Get the REAL News from Iraq

Because of this article in this a.m.'s WashPost, I've spent the morning cruising through some of the fascinating stuff on blogs posted by members of the U.S. military in Iraq. Raw news from the front. Things ain't as rosy over there, morale-wise, as El Presidente & Rummy want us to believe.

Military blogging has obviously made the Pentagon very edgy. There are now Army rules for bloggers, most importantly, the order "Thou Shalt Register Your Site with the Chain of Command."

According to the WashPost, after an explosion in a soldiers' mess hall near the northern city of Mosul killed 22 people last December, including 14 U.S. soldiers, Maj. Michael Cohen, the doctor on duty at the nearest medical facility, wrote about the carnage on his blog: "As I stepped outside, I couldn't believe what was going on. There had to be at least 30 patients on the ground waiting for medical care. We divided and conquered, going from patient to patient trying to determine who had the worst wounds and who needed to be treated first. We identified several patients with femur fractures as well as two humerus fractures. We also had two patients who were paralyzed from the waste [sic] down, another with some bleeding in the brain, and two more with eye injuries."

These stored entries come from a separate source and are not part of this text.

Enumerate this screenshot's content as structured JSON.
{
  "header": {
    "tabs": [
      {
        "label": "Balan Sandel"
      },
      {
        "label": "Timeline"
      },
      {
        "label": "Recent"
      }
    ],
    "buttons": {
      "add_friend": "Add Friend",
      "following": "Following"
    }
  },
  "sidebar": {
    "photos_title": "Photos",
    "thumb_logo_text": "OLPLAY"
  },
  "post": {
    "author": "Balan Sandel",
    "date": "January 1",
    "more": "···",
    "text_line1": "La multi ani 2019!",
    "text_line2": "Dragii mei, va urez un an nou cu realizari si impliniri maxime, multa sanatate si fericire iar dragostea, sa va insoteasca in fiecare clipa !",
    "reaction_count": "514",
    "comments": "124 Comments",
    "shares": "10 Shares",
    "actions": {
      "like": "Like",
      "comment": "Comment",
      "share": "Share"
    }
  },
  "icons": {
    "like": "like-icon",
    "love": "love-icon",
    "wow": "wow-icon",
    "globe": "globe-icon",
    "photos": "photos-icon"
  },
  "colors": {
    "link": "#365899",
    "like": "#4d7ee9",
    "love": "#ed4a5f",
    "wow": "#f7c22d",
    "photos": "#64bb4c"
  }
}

Go to Maj. Cohen's site now, and this is what you see: "...I have some very unfortunate news. Levels above me have ordered me to shut down this website. They cite that the information contained in these pages violates several Army Regulations. I have made a decision to turn off the site."

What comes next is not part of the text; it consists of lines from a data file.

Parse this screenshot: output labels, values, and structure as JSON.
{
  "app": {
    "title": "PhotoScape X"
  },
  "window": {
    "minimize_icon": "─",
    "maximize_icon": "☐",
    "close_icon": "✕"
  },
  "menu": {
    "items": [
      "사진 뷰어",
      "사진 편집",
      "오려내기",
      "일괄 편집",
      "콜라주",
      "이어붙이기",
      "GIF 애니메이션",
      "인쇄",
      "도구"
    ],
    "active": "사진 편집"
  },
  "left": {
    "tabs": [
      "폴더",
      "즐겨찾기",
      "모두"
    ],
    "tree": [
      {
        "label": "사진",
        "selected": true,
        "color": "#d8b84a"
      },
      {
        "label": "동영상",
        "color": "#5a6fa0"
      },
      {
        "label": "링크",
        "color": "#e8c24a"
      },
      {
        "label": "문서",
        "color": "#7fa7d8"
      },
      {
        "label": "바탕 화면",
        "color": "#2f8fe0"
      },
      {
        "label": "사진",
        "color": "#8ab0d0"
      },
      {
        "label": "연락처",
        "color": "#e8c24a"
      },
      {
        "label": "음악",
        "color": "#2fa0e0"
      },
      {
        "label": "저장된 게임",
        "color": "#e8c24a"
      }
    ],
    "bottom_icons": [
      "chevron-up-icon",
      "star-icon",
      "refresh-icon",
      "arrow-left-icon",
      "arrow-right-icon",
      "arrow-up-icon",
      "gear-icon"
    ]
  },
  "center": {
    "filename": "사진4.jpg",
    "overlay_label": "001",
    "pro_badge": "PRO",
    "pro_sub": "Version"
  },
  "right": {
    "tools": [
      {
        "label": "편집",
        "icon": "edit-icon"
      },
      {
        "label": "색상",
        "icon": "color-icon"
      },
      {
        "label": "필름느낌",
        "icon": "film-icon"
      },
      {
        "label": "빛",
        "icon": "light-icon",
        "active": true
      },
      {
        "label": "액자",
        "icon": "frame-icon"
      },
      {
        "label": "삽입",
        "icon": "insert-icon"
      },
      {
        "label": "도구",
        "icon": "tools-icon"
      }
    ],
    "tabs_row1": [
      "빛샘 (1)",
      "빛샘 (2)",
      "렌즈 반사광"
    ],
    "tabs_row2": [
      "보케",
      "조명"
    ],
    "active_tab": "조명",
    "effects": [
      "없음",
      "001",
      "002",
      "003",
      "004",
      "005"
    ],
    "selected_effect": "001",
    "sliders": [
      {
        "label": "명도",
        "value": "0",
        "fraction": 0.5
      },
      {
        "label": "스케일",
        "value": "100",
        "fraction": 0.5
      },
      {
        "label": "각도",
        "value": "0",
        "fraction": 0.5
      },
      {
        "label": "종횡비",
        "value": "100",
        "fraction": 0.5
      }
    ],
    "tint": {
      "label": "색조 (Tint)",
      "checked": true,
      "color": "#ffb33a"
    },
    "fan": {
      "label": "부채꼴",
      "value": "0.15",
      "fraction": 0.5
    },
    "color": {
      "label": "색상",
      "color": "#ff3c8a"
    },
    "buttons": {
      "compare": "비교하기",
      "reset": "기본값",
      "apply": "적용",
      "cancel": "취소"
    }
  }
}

Our favorite discovery of the morning is "My War: Killing Time in Iraq" by Colby Buzzell, who spent a year in Iraq and started his blogging while on the front lines. He signed all his posts (and still does) CBFTW for "Colby Buzzell Fuck the War." He's back in L.A. now and describes himself as "an unemployed trigger-puller." His book-length account, "My War," is soon to be published by Putnam's.

"The Mudville Gazette" is a "clearinghouse of information on military blogging" administered by an Army veteran who goes by the screen name Greyhawk. There's some "liberal" bashing on his site, not that there's anything wrong with that in this land of the free ("liberal"). I'm all for Greyhawk's operation, outside the purview of military censors.